6. Greywater Plumbing Systems
Greywater systems reduce the facility’s need for fresh water, as everything except for toilet streams can be processed for reuse. The most common uses for this water include irrigation and supplying toilets with water.
7. Electrochromic Glass
Electrochromic glass can shift from clear to opaque based on external stimuli such as an electrical current or UV rays. It eliminates the need for shades and other window treatments, while adapting to current conditions passively. Additional benefits include blocking the vast majority of UV rays.
8. Solar Thermal Cladding
Solar thermal cladding is a passive solar building method designed specifically to hold heat during the winter. The sun’s energy is stored within this material and passed through to the building for heat retention purposes.
9. Structural 3D Printing
Creating and moving building materials to the job site can have heavy environmental costs. As structure 3D printing begins moving forward, it becomes easier to cut down on shipping costs or reduce the weight of components.
10. Self-healing Concrete
This material is in its early stages, but once it’s commercially viable it opens up many sustainable possibilities. Everything from roads to walkways can benefit from concrete that heals itself. Road crews would no longer need to shut down busy streets and highway lanes to address potholes and cracks.

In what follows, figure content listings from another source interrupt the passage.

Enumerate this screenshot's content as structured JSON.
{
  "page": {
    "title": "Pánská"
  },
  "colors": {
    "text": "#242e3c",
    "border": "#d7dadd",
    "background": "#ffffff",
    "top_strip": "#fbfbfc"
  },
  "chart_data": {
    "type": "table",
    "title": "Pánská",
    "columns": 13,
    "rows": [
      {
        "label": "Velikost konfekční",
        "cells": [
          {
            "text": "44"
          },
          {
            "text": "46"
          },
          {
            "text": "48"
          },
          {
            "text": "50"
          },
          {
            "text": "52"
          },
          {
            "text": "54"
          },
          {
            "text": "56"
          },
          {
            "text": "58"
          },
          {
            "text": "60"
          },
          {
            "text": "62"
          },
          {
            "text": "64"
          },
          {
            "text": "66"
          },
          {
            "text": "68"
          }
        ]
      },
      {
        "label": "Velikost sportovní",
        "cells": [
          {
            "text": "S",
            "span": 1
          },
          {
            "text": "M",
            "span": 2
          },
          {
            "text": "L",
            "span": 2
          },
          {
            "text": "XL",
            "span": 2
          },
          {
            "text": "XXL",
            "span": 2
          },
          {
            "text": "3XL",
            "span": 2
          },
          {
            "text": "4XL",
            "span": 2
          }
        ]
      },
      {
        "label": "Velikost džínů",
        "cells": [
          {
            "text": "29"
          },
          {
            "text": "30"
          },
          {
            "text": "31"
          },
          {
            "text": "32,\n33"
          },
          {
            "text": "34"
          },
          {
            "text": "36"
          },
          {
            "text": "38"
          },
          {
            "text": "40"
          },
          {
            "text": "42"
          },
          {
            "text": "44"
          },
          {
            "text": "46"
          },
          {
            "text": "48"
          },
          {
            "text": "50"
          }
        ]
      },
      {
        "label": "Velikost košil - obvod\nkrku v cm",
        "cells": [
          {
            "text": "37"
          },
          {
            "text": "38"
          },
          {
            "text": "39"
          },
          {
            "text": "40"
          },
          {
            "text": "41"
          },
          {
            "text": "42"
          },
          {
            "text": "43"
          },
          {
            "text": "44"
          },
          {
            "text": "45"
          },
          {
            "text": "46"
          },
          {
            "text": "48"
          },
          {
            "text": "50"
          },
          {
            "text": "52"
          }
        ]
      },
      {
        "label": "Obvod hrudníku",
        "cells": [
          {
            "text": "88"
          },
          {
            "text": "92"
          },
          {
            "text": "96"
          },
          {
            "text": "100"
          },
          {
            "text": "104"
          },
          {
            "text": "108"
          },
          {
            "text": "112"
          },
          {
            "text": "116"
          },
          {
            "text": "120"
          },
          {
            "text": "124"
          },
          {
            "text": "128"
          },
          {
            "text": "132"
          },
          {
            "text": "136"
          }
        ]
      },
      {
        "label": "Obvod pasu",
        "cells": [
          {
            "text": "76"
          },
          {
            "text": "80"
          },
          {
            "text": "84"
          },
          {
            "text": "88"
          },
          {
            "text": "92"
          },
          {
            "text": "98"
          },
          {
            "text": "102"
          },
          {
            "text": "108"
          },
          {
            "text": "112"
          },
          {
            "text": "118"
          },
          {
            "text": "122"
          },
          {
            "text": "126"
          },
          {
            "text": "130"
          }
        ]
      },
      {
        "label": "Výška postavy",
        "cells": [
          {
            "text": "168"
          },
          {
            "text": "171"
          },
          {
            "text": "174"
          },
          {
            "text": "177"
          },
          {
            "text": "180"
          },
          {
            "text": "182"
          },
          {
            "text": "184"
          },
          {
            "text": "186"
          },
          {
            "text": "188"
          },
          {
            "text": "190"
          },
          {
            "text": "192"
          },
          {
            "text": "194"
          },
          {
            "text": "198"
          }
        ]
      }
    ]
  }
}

Facility managers use preventative maintenance to avoid unscheduled building downtime, but this often leads to parts getting replaced well before their effective lifespan completes. IoT sensors allow managers to move to a proactive system that only schedules repairs and replacements when absolutely needed.
Current and future sustainable building methods bring many options to the table for facility managers planning on implementing green practices.